« Mais bon sang, me dis-je en refermant le livre, je me demande si je ne l’aurais pas déjà lu, celui-là. Je me souviens vaguement de cette histoire de plan à trois ». Vérification faite oui, en 2014. Enervant. Mais symptomatique de ces romans qui ne laissent aucune trace – ou presque donc. C’est d’ailleurs ma motivation principale pour rédiger ces critiques : ne pas oublier ce que je vois ou lis…
Le rabaissement se présente comme un drame en trois actes.
Acte 1, le constat du problème : l’ex-star du théâtre Simon Axler ne parvient plus à jouer, il a perdu toute confiance en lui, se sent désormais étranger à l’acteur qu’il est censé être. Il s’enfonce inexorablement, atterrit à l’hôpital psychiatrique, où il rencontre une femme, Sybil Van Buren, qui vient d’être ravagée par la découverte d’agressions incestueuses de son homme sur sa fille. On retrouvera ce personnage dans la troisième partie, comme figure de celle qui a osé « passer à l’acte ».
Sorti de l’hôpital, Axler ne remonte pas pour autant sur les planches, malgré l’insistance de son agent : il se retire à la campagne, à présent seul puisque sa femme l’a abandonné.

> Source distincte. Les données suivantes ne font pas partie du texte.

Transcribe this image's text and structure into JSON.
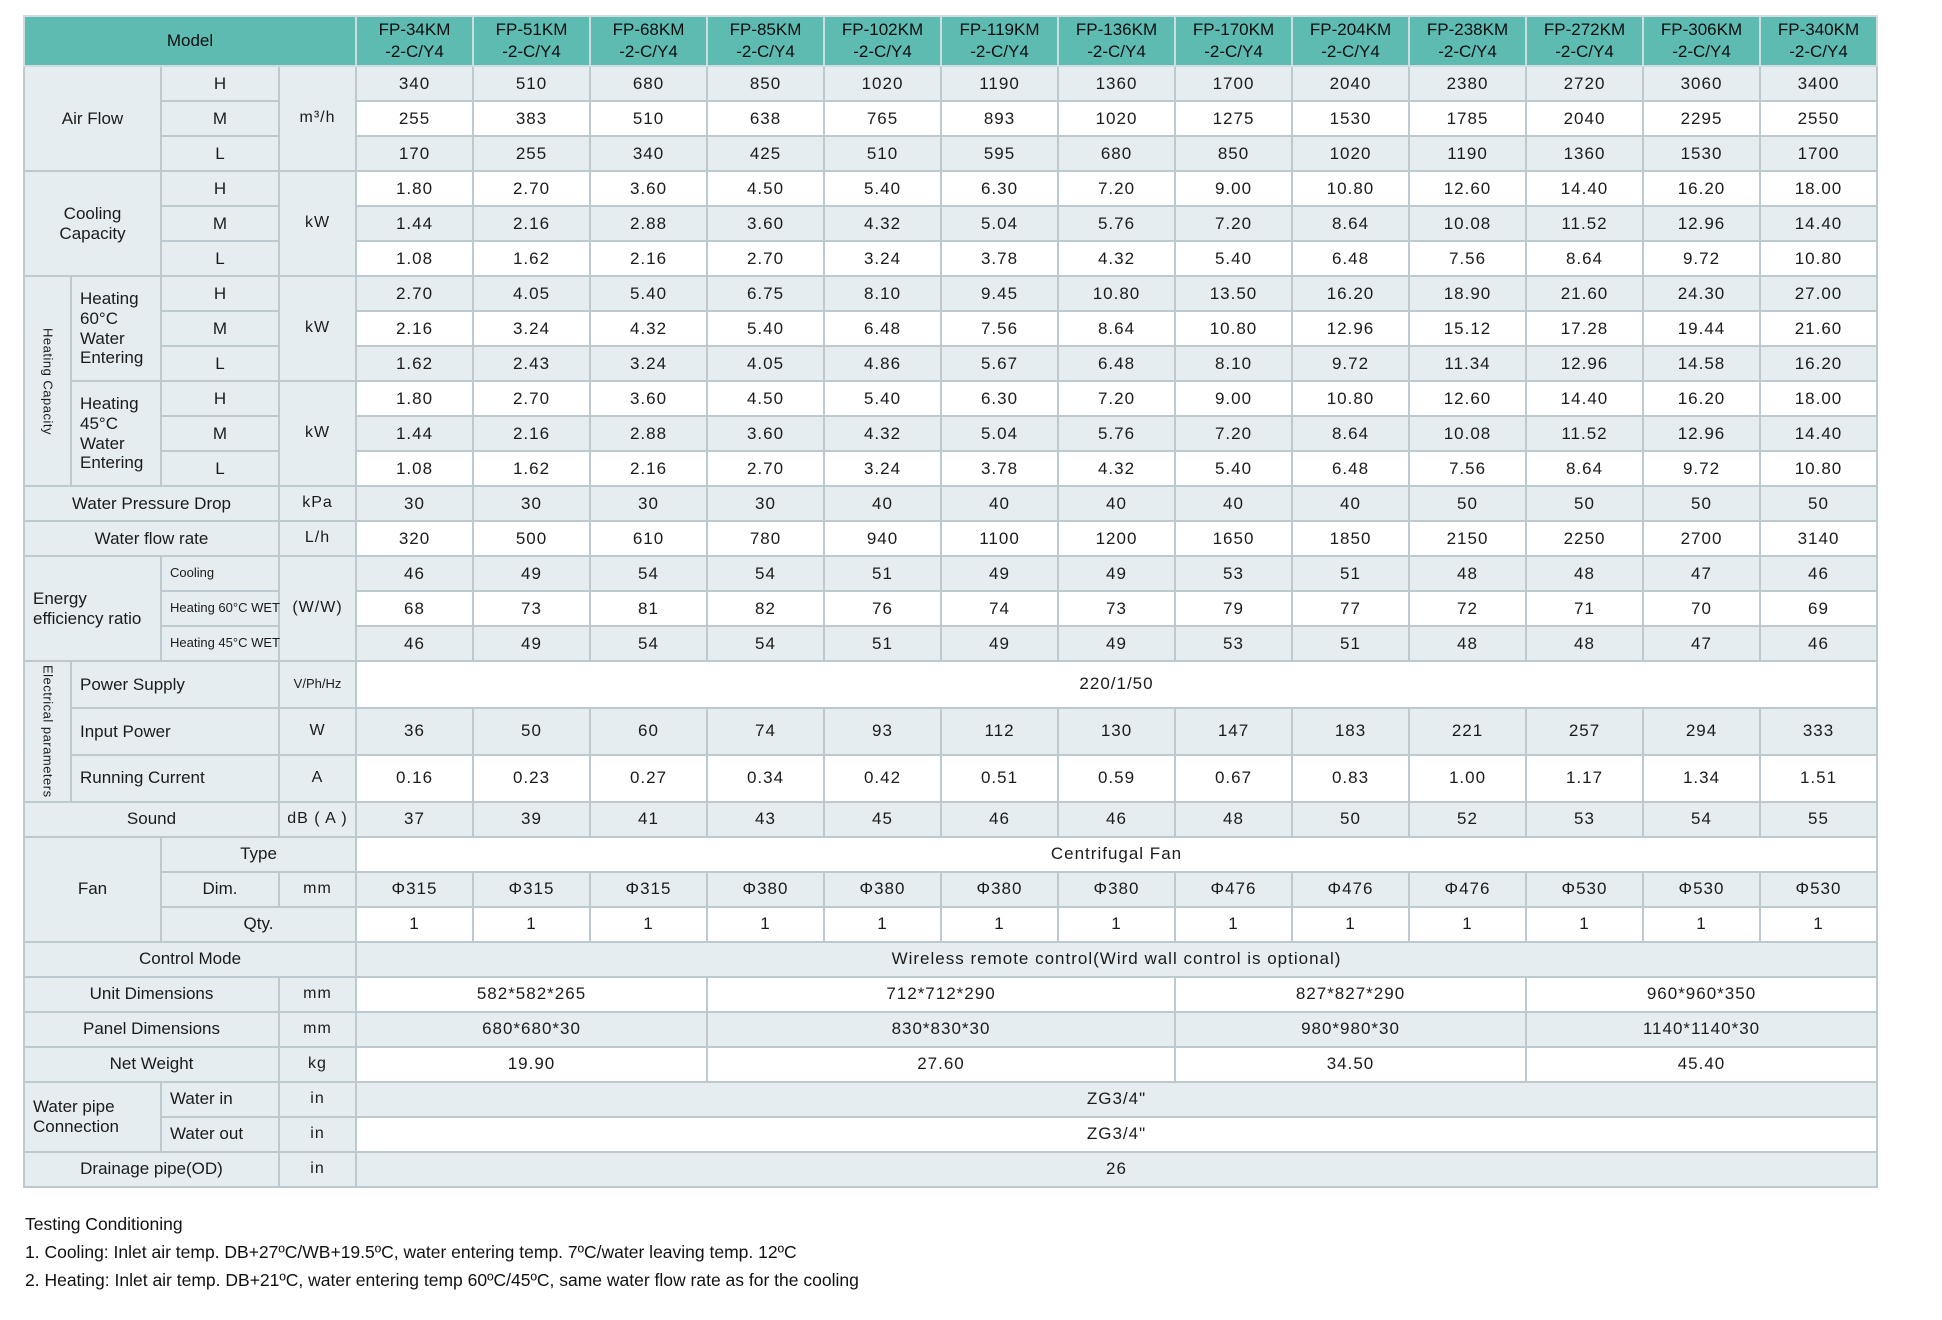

Acte 2, l’action se noue, faisant naître l’espoir : Pegeen, qu’il a connue tétant sa mère, vient lui rendre visite. De 25 ans plus jeune que lui, et de surcroît lesbienne : le fantasme absolu. Comme on n’est pas dans la vraie vie, ça marche : la voilà dans le lit du vieux séducteur, encore vert pour ce qui est de la galipette. A cet égard, Le rabaissement est un Nième avatar d’histoire permettant à un romancier d’accomplir ses fantasmes. C’est parti, donc, pour la sodomie, les sex toys et autre triolisme. Pas ce que j’ai préféré, même si je suis contraint de constater que seul m’a laissé des traces cet épisode hautement improbable : une femme seule au resto qu’on branche et qui suit un couple pour une nuit sulfureuse. Tout le monde a beau mettre en garde Simon : l’ancienne maîtresse de Pegeen dévorée de jalousie, les parents de la jeune femme, anciens amis d’Axler. Rien n’y fait : Axler doute, certes, mais veut croire à sa chance, puisque tout a l’air de marcher plein gaz ?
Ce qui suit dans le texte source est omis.